Contra a força da W52-FC Porto resistiu Rui Sousa

Carrocel, Estrada

Contra a força da W52-FC Porto resistiu Rui Sousa

O veterano Rui Sousa (RP-Boavista) ganhou hoje a sexta etapa da Volta a Portugal Santander Totta, uma ligação de 182,7 quilómetros, entre Braga e Fafe, que deixou clara a superioridade da W52-FC Porto, que mantém Raúl Alarcón no comando da geral.

Com força para dar e vender, a W52-FC Porto dinamitou a etapa desde o início, promovendo sucessivos ataques. De uma dessas ofensivas nasceu a fuga do dia, com 16 elementos, entre os quais António Carvalho e Ricardo Mestre (W52-FC Porto), Filipe Cardoso e Rui Sousa (RP-Boavista), Bruno Silva (Efapel), Guillaume Almeida (LA Alumínios-Metalusa BlackJack), Nuno Almeida (Louletano-Hospital de Loulé) ou Jesús Ezquerra (Sporting-Tavira).

A fuga, cuja vantagem se aproximou dos 5 minutos, obrigou o Sporting-Tavira, o Louletano-Hospital de Loulé e a Efapel a controlarem o pelotão, empregando nessa tarefa energia que tanta falta viria a fazer na fase final da tirada para atacar a camisola amarela. Foi, aliás, a W52-FC Porto que endureceu o ritmo na subida do Viso, uma das mais difíceis da Volta, apesar de ter Carvalho e Mestre na dianteira. Com a aceleração, o pelotão principal ficou reduzido a pouco mais de dez unidades, menos do que os homens em fuga.
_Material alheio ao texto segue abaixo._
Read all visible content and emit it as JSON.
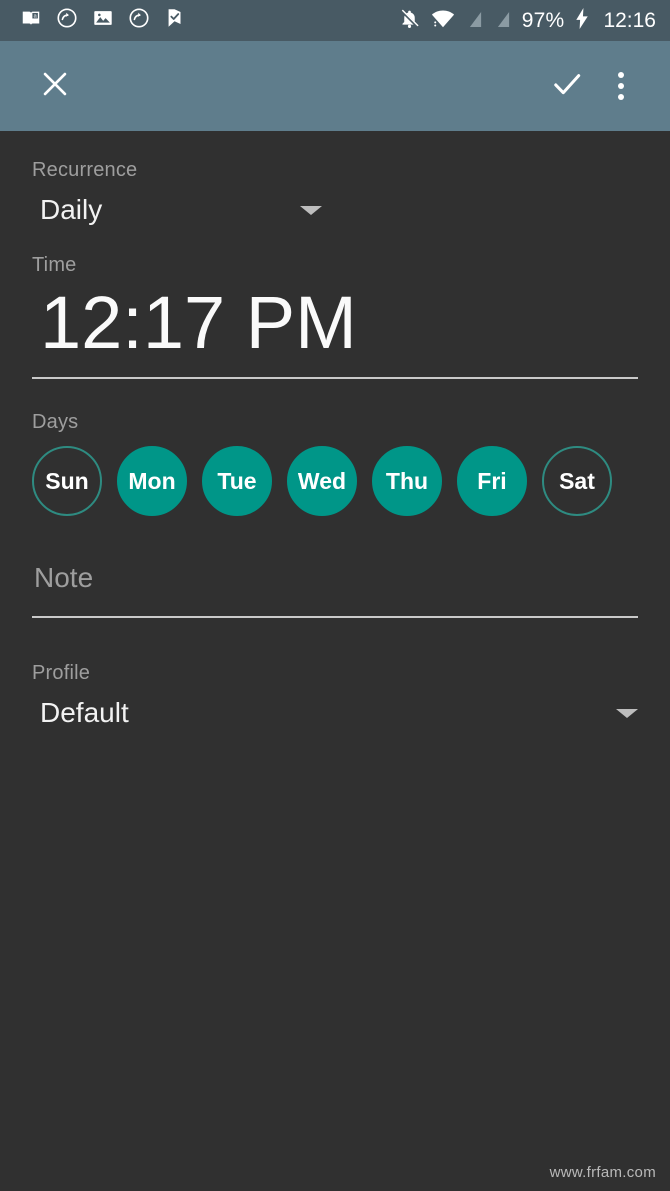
{
  "status_bar": {
    "background": "#485a64",
    "notification_icons": [
      {
        "name": "book-reader-icon"
      },
      {
        "name": "sync-rotate-icon"
      },
      {
        "name": "image-icon"
      },
      {
        "name": "sync-rotate-icon-2"
      },
      {
        "name": "check-flag-icon"
      }
    ],
    "bell_muted_icon": "bell-off-icon",
    "wifi_icon": "wifi-icon",
    "signal_icons": [
      "signal-off-icon-1",
      "signal-off-icon-2"
    ],
    "battery_percent": "97%",
    "charging_icon": "charging-bolt-icon",
    "clock": "12:16"
  },
  "toolbar": {
    "background": "#5f7d8c",
    "close_icon": "close-icon",
    "confirm_icon": "check-icon",
    "overflow_icon": "more-vertical-icon"
  },
  "form": {
    "recurrence": {
      "label": "Recurrence",
      "value": "Daily",
      "caret_icon": "chevron-down-icon"
    },
    "time": {
      "label": "Time",
      "value": "12:17 PM"
    },
    "days": {
      "label": "Days",
      "selected_color": "#009688",
      "items": [
        {
          "label": "Sun",
          "selected": false
        },
        {
          "label": "Mon",
          "selected": true
        },
        {
          "label": "Tue",
          "selected": true
        },
        {
          "label": "Wed",
          "selected": true
        },
        {
          "label": "Thu",
          "selected": true
        },
        {
          "label": "Fri",
          "selected": true
        },
        {
          "label": "Sat",
          "selected": false
        }
      ]
    },
    "note": {
      "placeholder": "Note",
      "value": ""
    },
    "profile": {
      "label": "Profile",
      "value": "Default",
      "caret_icon": "chevron-down-icon"
    }
  },
  "watermark": "www.frfam.com"
}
Com o grupo dos fugitivos já muito curto e com todos os adversários presos por arames, foi o próprio Raúl Alarcón, de amarelo no corpo, a atacar e a pedalar decidido rumo aos homens que resistiam em cabeça de corrida, entre os quais António Carvalho e Ricardo Mestre, incombustíveis, apesar de terem assumido as despesas da fuga desde o início. Tantas munições lançadas pela W52-FC Porto tiveram um efeito colateral: ficou a nu a fragilidade de Gustavo César Veloso, obrigando os restantes homens da W52-FC Porto a tornarem-se menos belicosos, reduzindo a velocidade para reagrupar o grupo dos candidatos, no qual não constavam Alejandro Marque (Sporting-Tavira) e Sérgio Paulinho (Efapel), “descarregados” na subida do Viso. O português, apesar do desgaste da perseguição, ainda reentrou. Mas o galego disse adeus à candidatura à camisola amarela.

Rui Sousa, que vinha da fuga inicial, isolou-se na subida em terra batida da Pedra Sentada, a pouco menos de 20 quilómetros do fim. O quarteto da W52-FC Porto que comandava o grupo principal não reagiu, e Rui Sousa foi galgando terreno rumo à vitória na etapa. O vianense cortou a meta 4 segundos antes do grupo dos favoritos. Neste grupo estiveram melhor Vicente García de Mateos (Louletano-Hospital de Loulé) e Rinaldo Nocentini (Sporting-Tavira), segundo e terceiro na etapa, que bonificaram para encurtar a diferença para Raúl Alarcón.

A demonstração de força da W52-FC Porto fez Alejandro Marque perder 1m22s na meta, mas não conseguiu travar a aproximação dos outros grandes rivais. Rinaldo Nocentini mantém o segundo posto na geral, estando agora a 24 segundos, de Raúl Alarcón. Vicente García de Mateos continua a subir. É quarto classificado, a 34 segundos. Após mais um dia de muito trabalho, Amaro Antunes (W52-FC Porto) segurou o terceiro posto, a 30 segundos.

O poderio da W52-FC Porto, que tem quatro homens nos sete primeiros da geral, está também plasmado na tabela coletiva, que os portistas encimam com 4m33s de vantagem sobre a Efapel. Vicente García de Mateos passou a ser dono da camisola dos pontos, João Matias (LA Alumínios-Metalusa BlackJack) sofreu, mas manteve o comando na classificação da montanha. O campeão da Letónia, Krists Neilands (Israel Cycling Academy), não aguentou a pedalada dos melhores, mas segurou a primeira posições entre os jovens.

Amanhã é dia de descanso, antecedendo a sétima etapa, marcada para sábado. Será mais uma chegada em alto, na Nossa Senhora da Assunção, Santo Tirso, depois de percorridos 161,9 quilómetros, desde Lousada.